Como na recente apresentação no MET, ela esteve esplêndida. Entretanto, não acho
que este trecho do 4º ato do Otello seja a melhor escolha para uma apresentação
isolada do contexto da ópera. Desdêmona conta a história de uma mulher que se
chamava Bárbara e amava um homem que a abandonou... O tom lamentoso do
andante marcado por Verdi para a canzone del Salce (partitura de
Otello, ed. G. Ricordi, 1944, Milão) é subitamente cortado quando Desdêmona,
apavorada, pressentindo a chegada de Otello, ouve um ruído. Emilia, sua
acompanhante, a tranquiliza: “é o vento...”. Desdêmona conclui a narrativa e
então ocorre o segundo e expressivo momento de tensão da cena: ela corre em
direção a Emilia e dela se despede num abraço sentido de quem antevê o próprio
fim. Este clima do desfecho da tragédia, tal como se anuncia na cena da
canzone del salce só será percebido num recital por quem bem conhece o
libreto.
Do
programa não constou Puccini, mas teve La Bohème de Leoncavallo (estreia
em 06 de maio de 1897, em Veneza) – uma ópera que quase ninguém conhece, ao
contrário de l Pagliacci, perene sucesso do compositor. As duas árias
levinhas apresentadas bem permitem entender porque La Bohème de Puccini
entrou para a galeria dos melodramas mais queridos do público, ópera das mais
encenadas em todo o mundo, desde sua estreia no Teatro Regio, em fevereiro de
1896, enquanto a obra de Leoncavallo, inspirada na mesma novela de Henri Murger
sobre a vida de jovens boêmios da Paris da primeira metade do século 19, caiu no
esquecimento.
Renée Fleming Foto Internet
No
concerto de Fleming, Puccini só apareceu no bis, com a previsível ária “Oh,
mio babbino caro”. Aos primeiros acordes do piano, veio da plateia um ohhh!

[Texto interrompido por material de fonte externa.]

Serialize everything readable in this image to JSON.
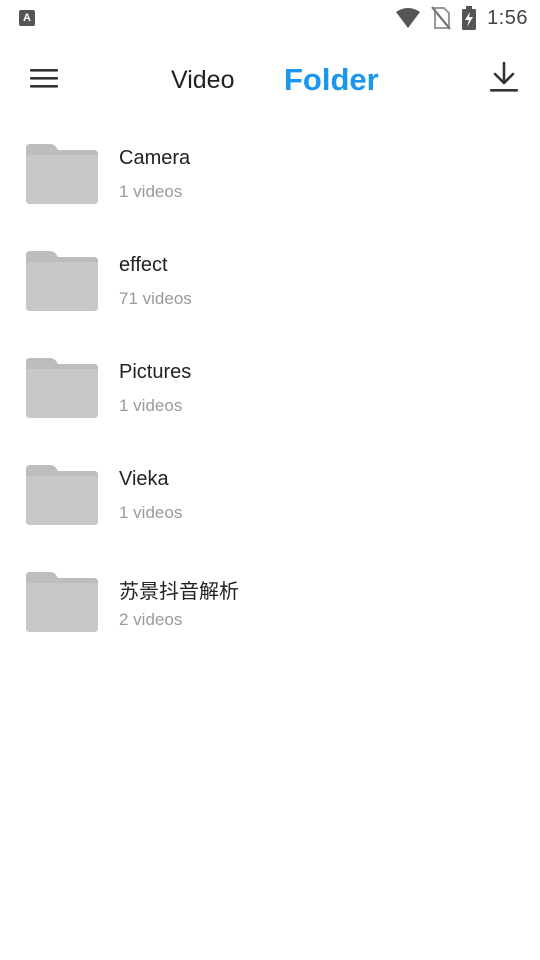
{
  "status_bar": {
    "notification_icon": "a-letter-icon",
    "notification_letter": "A",
    "wifi_icon": "wifi-icon",
    "sim_icon": "no-sim-icon",
    "battery_icon": "battery-charging-icon",
    "time": "1:56"
  },
  "toolbar": {
    "menu_icon": "hamburger-menu-icon",
    "tabs": [
      {
        "label": "Video",
        "active": false
      },
      {
        "label": "Folder",
        "active": true
      }
    ],
    "download_icon": "download-icon",
    "active_color": "#1a96ee"
  },
  "folders": [
    {
      "name": "Camera",
      "count": "1 videos"
    },
    {
      "name": "effect",
      "count": "71 videos"
    },
    {
      "name": "Pictures",
      "count": "1 videos"
    },
    {
      "name": "Vieka",
      "count": "1 videos"
    },
    {
      "name": "苏景抖音解析",
      "count": "2 videos"
    }
  ]
}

Eis uma peça do agrado unânime do público, das divas em seus recitais e das
principiantes em concursos de canto. O maestro Santiago Guerra, um dia, me
disse: “querida, oh mio babbino caro... essa ária curtinha... as
cantoras pensam que é fácil... Mas não é. Só devia ser incluída em recital para
ser muitíssimo bem cantada, para que Puccini, poverino, de onde esteja, não
fique zangado.” E a Fleming, como era de se esperar, cantou-a lindamente,
fazendo jus à escrita sublime do compositor.
O
Theatro Municipal não estava repleto, mas o público compenetrado recebeu a diva
com raro e respeitoso silêncio somente rompido com aplausos ao fim de cada
conjunto de árias ou canções de um mesmo compositor. Por sorte, pouca gente
gripada, quer dizer, poucas tosses. No mais, um ou outro toque assassino de
celular que, entretanto, não chegou a atingir os momentos de emissão cristalina
dos belos pianíssimos da Fleming. A propósito, seja dito, em alguns momentos a
audição das sutilezas sonoras das peças escolhidas restou prejudicada. Quem
sabe, a acústica do TM não seja mais a mesma depois da reforma? Há que se
investigar.
Quando
se vai ao teatro para assistir a um soprano do top da Fleming, já se
chega pensando no bis. Momento de relaxamento do artista e do público, o bis
pode ser o ponto alto do concerto. O bis da Fleming foi, em verdade, um
necessário complemento ao programa. Das quatro peças apresentadas, três eram
árias de óperas: a ária da Rusalka de Antonín Dvorák; a ária de Gianni Schicchi
de Puccini; “Summertime”, da ópera Porgy and Bess de George Gershwin, e a
pequena “Azulão” de Jayme Ovalle, letra de Manuel Bandeira – linda canção
brasileira que, como se fosse a única, virou clichê de bis das cantoras
estrangeiras que vêm parar em nossos costados.
O
bom foi que das quatro peças ofertadas por Renée no bis, eu acertei três, sendo
que “Summertime” foi mais um pedido telepaticamente atendido do que uma
previsão. As outras eram barbadas. Só perdi para a ária de Rusalka. Bobeei, pois
sabia que esta peça mora no coração da cantora, como ela explicou. Como tudo o
que Renée Fleming cantou, a ária de Rusalka soou linda e inesquecível.